The cap would directly constrain BUIDL's role as stablecoin reserve infrastructure

The commercial stakes for BlackRock are concrete. Its BUIDL fund — a tokenised money market fund issued by Securitize — holds nearly $2.6 billion in assets and supplies more than 90% of the reserves backing Ethena's USDtb and Jupiter's JupUSD on Solana. A binding 20% cap on tokenised reserves would limit how much of that reserve demand BUIDL could satisfy. Circle's USYC, the current leader in the tokenised Treasury segment at $2.9 billion in AUM, would face the same constraint. BUIDL's institutional footprint has expanded beyond stablecoin reserves: it was accepted as collateral for institutional trading on Binance in November 2025. Beyond opposing the cap, BlackRock made three additional requests: explicit confirmation that Treasury ETFs qualify as eligible reserves under Section 4 of the GENIUS Act, addition of U.S. Treasury floating-rate notes with up to two years of remaining maturity to the eligible reserve list, and adoption of "Option A" — a principles-based reserve diversification framework with optional quantitative safe harbors — rather than "Option B," which would impose mandatory daily quantitative requirements.

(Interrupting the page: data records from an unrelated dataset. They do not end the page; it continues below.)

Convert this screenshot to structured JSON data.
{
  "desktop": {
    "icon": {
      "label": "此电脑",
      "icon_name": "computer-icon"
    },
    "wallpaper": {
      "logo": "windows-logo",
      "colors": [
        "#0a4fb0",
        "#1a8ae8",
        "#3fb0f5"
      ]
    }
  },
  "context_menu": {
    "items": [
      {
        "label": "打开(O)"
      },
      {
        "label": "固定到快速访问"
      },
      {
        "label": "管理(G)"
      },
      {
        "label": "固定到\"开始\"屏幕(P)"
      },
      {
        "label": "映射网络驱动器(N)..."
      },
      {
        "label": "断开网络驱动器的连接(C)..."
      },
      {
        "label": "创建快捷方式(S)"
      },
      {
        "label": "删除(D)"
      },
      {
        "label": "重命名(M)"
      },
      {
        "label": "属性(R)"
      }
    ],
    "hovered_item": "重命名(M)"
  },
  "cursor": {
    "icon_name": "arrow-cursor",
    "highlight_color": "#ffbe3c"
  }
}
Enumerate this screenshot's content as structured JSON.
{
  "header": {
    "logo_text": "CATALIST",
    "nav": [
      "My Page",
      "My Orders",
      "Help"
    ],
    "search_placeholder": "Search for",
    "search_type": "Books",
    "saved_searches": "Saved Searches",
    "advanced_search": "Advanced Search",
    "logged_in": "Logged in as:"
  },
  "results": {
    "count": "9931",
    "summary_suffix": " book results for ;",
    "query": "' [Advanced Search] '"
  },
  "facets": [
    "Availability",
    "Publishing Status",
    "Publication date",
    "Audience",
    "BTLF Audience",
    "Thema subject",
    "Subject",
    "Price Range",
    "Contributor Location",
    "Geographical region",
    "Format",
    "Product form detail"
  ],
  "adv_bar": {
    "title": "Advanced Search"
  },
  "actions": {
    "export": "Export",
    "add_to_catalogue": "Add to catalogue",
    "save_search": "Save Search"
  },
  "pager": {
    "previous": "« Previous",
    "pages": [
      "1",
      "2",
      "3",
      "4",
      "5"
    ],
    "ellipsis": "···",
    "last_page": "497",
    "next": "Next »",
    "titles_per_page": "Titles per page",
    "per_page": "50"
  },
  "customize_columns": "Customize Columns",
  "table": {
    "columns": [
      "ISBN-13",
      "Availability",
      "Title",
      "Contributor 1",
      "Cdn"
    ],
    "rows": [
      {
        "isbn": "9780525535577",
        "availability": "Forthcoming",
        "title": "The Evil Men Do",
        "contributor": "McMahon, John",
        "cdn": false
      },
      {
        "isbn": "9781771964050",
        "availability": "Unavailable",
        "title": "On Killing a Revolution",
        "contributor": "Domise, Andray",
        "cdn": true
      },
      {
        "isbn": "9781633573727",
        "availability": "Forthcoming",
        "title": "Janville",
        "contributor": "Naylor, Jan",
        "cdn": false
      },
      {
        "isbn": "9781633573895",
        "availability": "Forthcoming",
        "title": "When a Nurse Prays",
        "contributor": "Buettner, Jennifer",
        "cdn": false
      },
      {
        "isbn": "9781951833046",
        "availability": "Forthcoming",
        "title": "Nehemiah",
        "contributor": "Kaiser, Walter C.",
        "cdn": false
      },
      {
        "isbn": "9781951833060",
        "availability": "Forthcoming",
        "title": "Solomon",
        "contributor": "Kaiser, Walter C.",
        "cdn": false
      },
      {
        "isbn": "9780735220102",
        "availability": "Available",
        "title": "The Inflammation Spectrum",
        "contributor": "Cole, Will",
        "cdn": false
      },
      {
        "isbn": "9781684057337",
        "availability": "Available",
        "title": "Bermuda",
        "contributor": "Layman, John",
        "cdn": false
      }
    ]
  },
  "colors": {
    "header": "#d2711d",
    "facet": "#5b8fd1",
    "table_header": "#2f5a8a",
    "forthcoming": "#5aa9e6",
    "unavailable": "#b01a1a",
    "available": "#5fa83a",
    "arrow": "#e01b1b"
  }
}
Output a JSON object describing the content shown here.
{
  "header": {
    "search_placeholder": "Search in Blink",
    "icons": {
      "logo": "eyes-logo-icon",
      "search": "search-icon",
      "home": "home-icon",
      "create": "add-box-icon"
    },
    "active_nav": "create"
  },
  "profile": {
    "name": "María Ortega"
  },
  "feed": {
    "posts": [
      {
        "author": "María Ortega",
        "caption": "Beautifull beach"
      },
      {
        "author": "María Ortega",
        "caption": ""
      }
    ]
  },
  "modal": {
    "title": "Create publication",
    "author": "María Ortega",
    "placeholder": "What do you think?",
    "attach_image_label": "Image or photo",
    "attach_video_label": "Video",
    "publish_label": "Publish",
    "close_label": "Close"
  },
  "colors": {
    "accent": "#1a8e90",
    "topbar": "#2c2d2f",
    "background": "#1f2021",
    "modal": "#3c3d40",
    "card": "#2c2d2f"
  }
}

The OCC rulemaking is one of five parallel processes with a January 2027 deadline

The 376-page OCC proposal sits alongside parallel rulemakings from the FDIC, Treasury, FinCEN, and OFAC, all facing a January 2027 compliance deadline. BlackRock's submission is one of more than 200 stakeholder responses the OCC is evaluating before finalising the rules. The comment letter does not disclose the specific percentage BlackRock would consider an acceptable alternative ceiling, nor does it propose a revised quantitative threshold. The filing does not identify which stablecoin issuers BlackRock consulted before submitting, and it does not address how BUIDL's reserve-backing role would be restructured if the OCC retains the 20% cap in its final rule. The letter also does not speak to the parallel FDIC, Treasury, FinCEN, or OFAC rulemakings, each of which may impose independent reserve constraints. The immediate effect is that BlackRock's formal opposition is now part of the OCC's administrative record — but it does not establish that the cap will be removed or that the January 2027 deadline will be adjusted.